Hi everyone my sister reciently upgraded her betta tank and i got her old one it holds 5 liters completly full. I have allways wanted to breed something, and have owned mystery snails ever sence ive owned fish. So i was wondering if i could breed snails in the betta tank. It would strictly be a breeding tank not show tank. I know id have to lower the water so how many snails can i put in there until they have babys. It would only be temperany, after the babys hatch i would put the adult snails back into my big tank. thanks eveyone


----------



## Revolution1221 (Apr 20, 2010)

Matt E. said:


> Hi everyone my sister reciently upgraded her betta tank and i got her old one it holds 5 liters completly full. I have allways wanted to breed something, and have owned mystery snails ever sence ive owned fish. So i was wondering if i could breed snails in the betta tank. It would strictly be a breeding tank not show tank. I know id have to lower the water so how many snails can i put in there until they have babys. It would only be temperany, after the babys hatch i would put the adult snails back into my big tank. thanks eveyone


so its just over 1 gallon tank right? i would probably do 4 just make sure you feed with algae tablets and such so they dont starve because i dont think a tank that size will not have sufficient algae growth.


----------



## Matt E. (Aug 11, 2010)

ya i actually wouldnt make that there perminite home once they bred id put the snails back in the big tank. Is there anything else i can do to make sure they breed;-);-)


----------



## Revolution1221 (Apr 20, 2010)

Matt E. said:


> ya i actually wouldnt make that there perminite home once they bred id put the snails back in the big tank. Is there anything else i can do to make sure they breed;-);-)

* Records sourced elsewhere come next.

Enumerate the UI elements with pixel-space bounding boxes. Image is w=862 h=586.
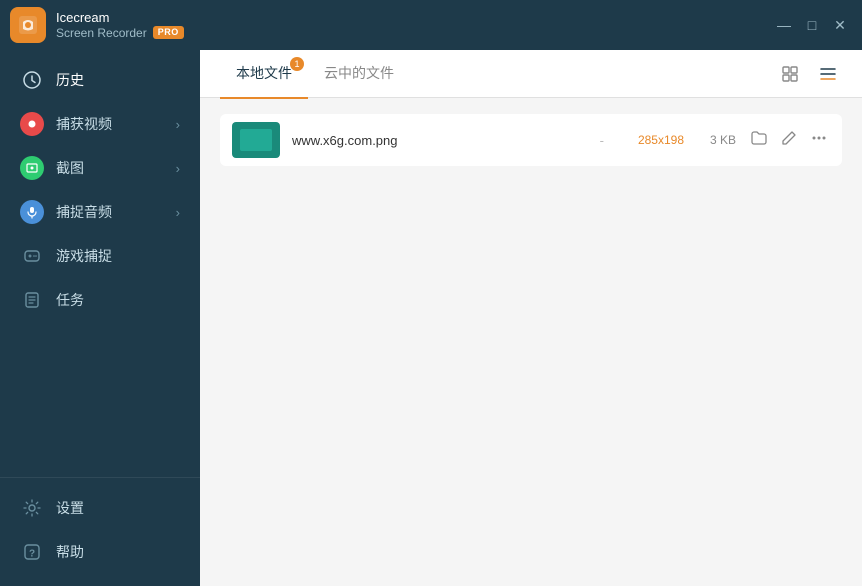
sidebar-item-capture-audio[interactable]: 捕捉音频 › [0,190,200,234]
help-icon: ? [20,540,44,564]
local-files-badge: 1 [290,57,304,71]
sidebar-item-task[interactable]: 任务 [0,278,200,322]
chevron-right-icon: › [176,117,180,132]
title-bar: Icecream Screen Recorder PRO — □ ✕ [0,0,862,50]
tab-local-files[interactable]: 本地文件 1 [220,50,308,99]
list-view-button[interactable] [814,60,842,88]
clock-icon [20,68,44,92]
file-size: 3 KB [696,133,736,147]
tabs-bar: 本地文件 1 云中的文件 [200,50,862,98]
file-list: www.x6g.com.png - 285x198 3 KB [200,98,862,586]
edit-button[interactable] [778,127,800,153]
game-capture-icon [20,244,44,268]
table-row: www.x6g.com.png - 285x198 3 KB [220,114,842,166]
tabs-left: 本地文件 1 云中的文件 [220,50,410,99]
sidebar-item-help[interactable]: ? 帮助 [0,530,200,574]
chevron-right-icon: › [176,161,180,176]
app-title-line1: Icecream [56,10,184,26]
help-label: 帮助 [56,542,84,562]
screenshot-icon [20,156,44,180]
game-capture-label: 游戏捕捉 [56,246,112,266]
maximize-button[interactable]: □ [802,15,822,35]
sidebar-bottom: 设置 ? 帮助 [0,477,200,586]
app-branding: Icecream Screen Recorder PRO [10,7,184,43]
sidebar-top: 历史 捕获视频 › [0,50,200,477]
app-title-line2: Screen Recorder [56,26,147,40]
capture-audio-icon [20,200,44,224]
sidebar-item-game-capture[interactable]: 游戏捕捉 [0,234,200,278]
grid-view-button[interactable] [776,60,804,88]
content-area: 本地文件 1 云中的文件 [200,50,862,586]
task-label: 任务 [56,290,84,310]
file-actions [748,127,830,153]
sidebar-item-capture-video[interactable]: 捕获视频 › [0,102,200,146]
sidebar: 历史 捕获视频 › [0,50,200,586]
app-logo [10,7,46,43]
window-controls: — □ ✕ [774,15,850,35]
sidebar-item-settings[interactable]: 设置 [0,486,200,530]
minimize-button[interactable]: — [774,15,794,35]
capture-audio-label: 捕捉音频 [56,202,112,222]
history-label: 历史 [56,70,84,90]
open-folder-button[interactable] [748,127,770,153]
tab-cloud-files[interactable]: 云中的文件 [308,50,410,99]
thumbnail-image [240,129,272,151]
file-name: www.x6g.com.png [292,133,580,148]
tabs-right [776,60,842,88]
settings-icon [20,496,44,520]
sidebar-item-history[interactable]: 历史 [0,58,200,102]
app-title-block: Icecream Screen Recorder PRO [56,10,184,40]
sidebar-item-screenshot[interactable]: 截图 › [0,146,200,190]
main-layout: 历史 捕获视频 › [0,50,862,586]
more-options-button[interactable] [808,127,830,153]
capture-video-label: 捕获视频 [56,114,112,134]
chevron-right-icon: › [176,205,180,220]
app-subtitle-row: Screen Recorder PRO [56,26,184,40]
pro-badge: PRO [153,26,184,39]
screenshot-label: 截图 [56,158,84,178]
file-separator: - [600,133,604,148]
capture-video-icon [20,112,44,136]
file-dimensions: 285x198 [624,133,684,147]
task-icon [20,288,44,312]
close-button[interactable]: ✕ [830,15,850,35]
settings-label: 设置 [56,498,84,518]
svg-text:?: ? [29,549,35,560]
file-thumbnail [232,122,280,158]
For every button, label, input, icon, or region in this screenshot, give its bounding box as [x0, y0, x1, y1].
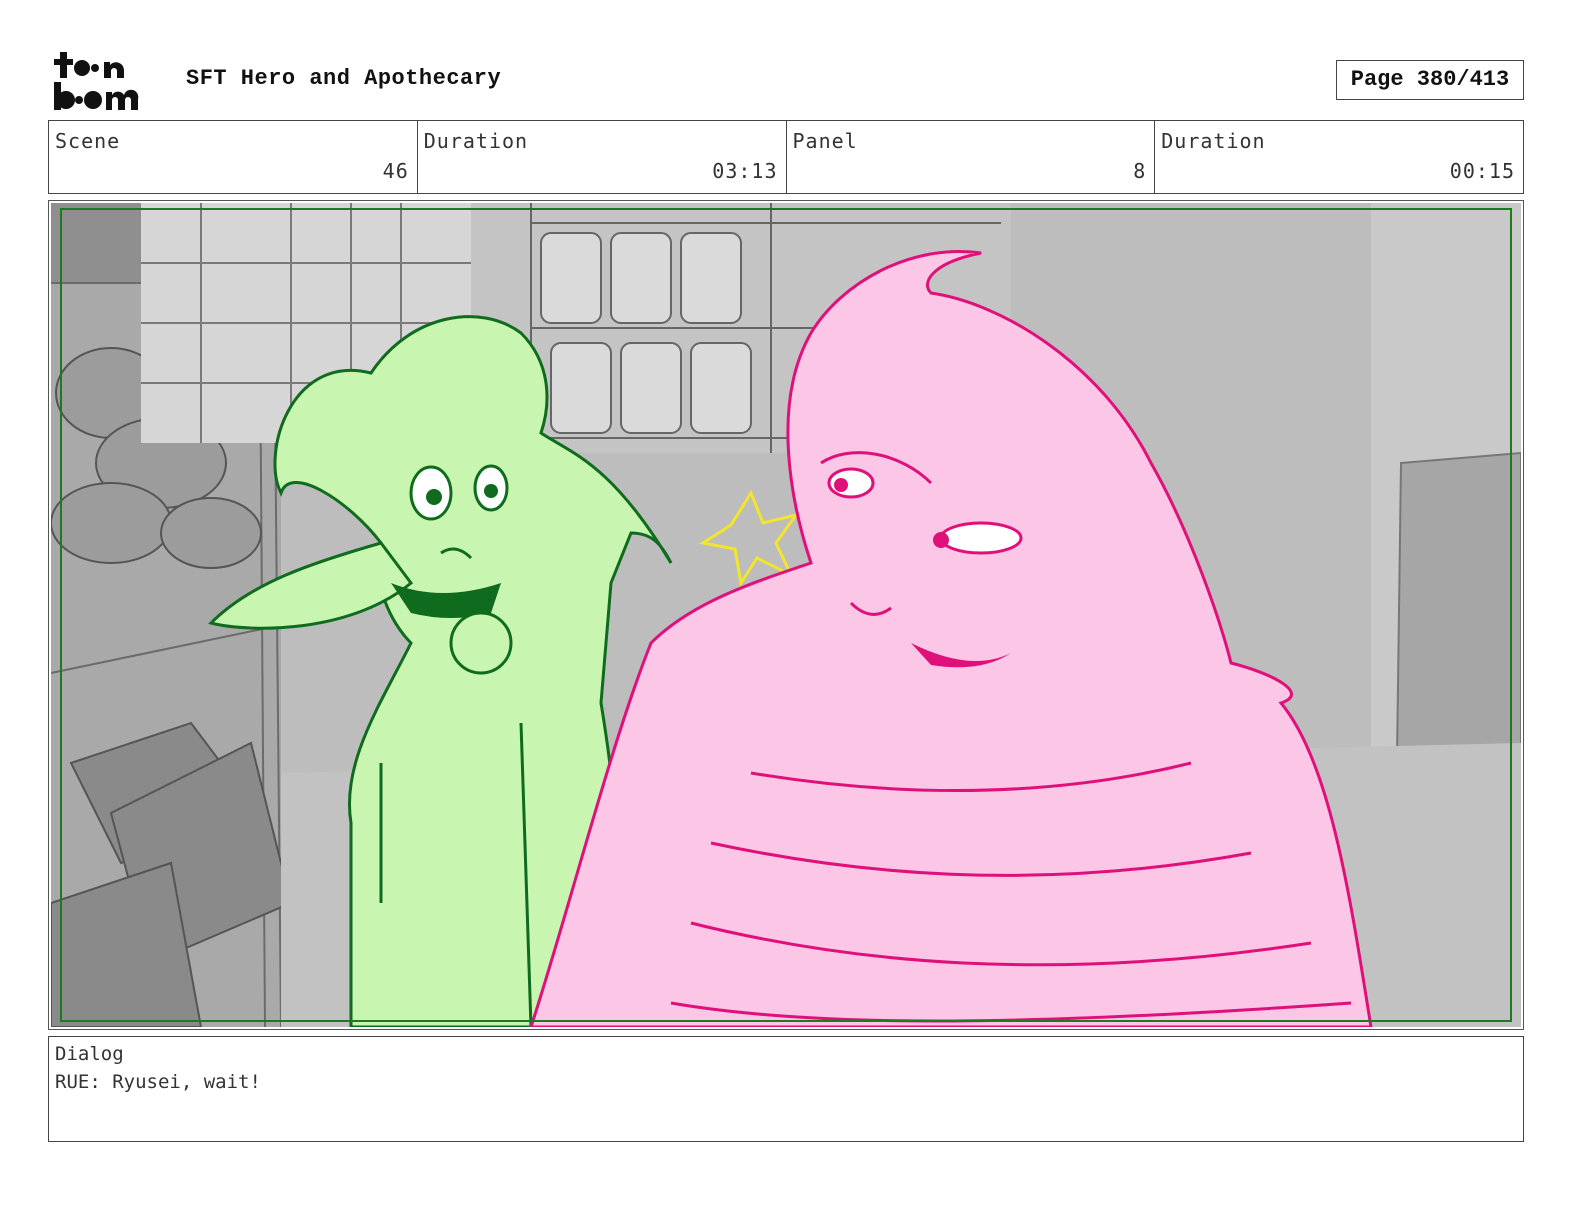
dialog-box: Dialog RUE: Ryusei, wait!	[48, 1036, 1524, 1142]
scene-cell: Scene 46	[49, 121, 418, 193]
panel-cell: Panel 8	[787, 121, 1156, 193]
panel-duration-label: Duration	[1161, 129, 1266, 153]
dialog-text: RUE: Ryusei, wait!	[55, 1071, 261, 1093]
project-title: SFT Hero and Apothecary	[186, 66, 502, 91]
scene-info-bar: Scene 46 Duration 03:13 Panel 8 Duration…	[48, 120, 1524, 194]
panel-value: 8	[1133, 159, 1147, 183]
panel-duration-cell: Duration 00:15	[1155, 121, 1523, 193]
dialog-label: Dialog	[55, 1043, 124, 1065]
scene-duration-value: 03:13	[712, 159, 778, 183]
scene-label: Scene	[55, 129, 121, 153]
scene-duration-cell: Duration 03:13	[418, 121, 787, 193]
panel-label: Panel	[792, 129, 858, 153]
page-indicator: Page 380/413	[1336, 60, 1524, 100]
storyboard-panel	[48, 200, 1524, 1030]
panel-artwork	[51, 203, 1521, 1027]
scene-value: 46	[382, 159, 409, 183]
scene-duration-label: Duration	[423, 129, 529, 153]
toon-boom-logo	[54, 52, 139, 110]
panel-duration-value: 00:15	[1449, 159, 1515, 183]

idk anything about breeding them


----------



## Corwin (May 23, 2010)

It really doesnt take anything to breed mystery snails, just make sure you get females and males.

Apple snails lay their eggs above the water line so make sure you have some space above the water for them to lay their eggs.

Deffinitely add algae tablets, but only so many as they can eat within a day or so. Also if your going to use a 1 gallon do water changes often.

As a special caution, apple/mystery snails bread quickly and can become pests if released into the wild. I would either take steps to sterilize the water your siphoning out of your tank or ensure that you arent pulling out any babies who could eventualy make their way into the water table.

Personaly i would recomend more than just a one gallon for them, apple/mystery snails can get quite large as they age (mine is already larger than a golf ball) but it is really up to you.


----------



## Matt E. (Aug 11, 2010)

well i now decided not to breed them because of the hasle i think im just gona get another three or four snails fur the hell of it thanks everyone though


----------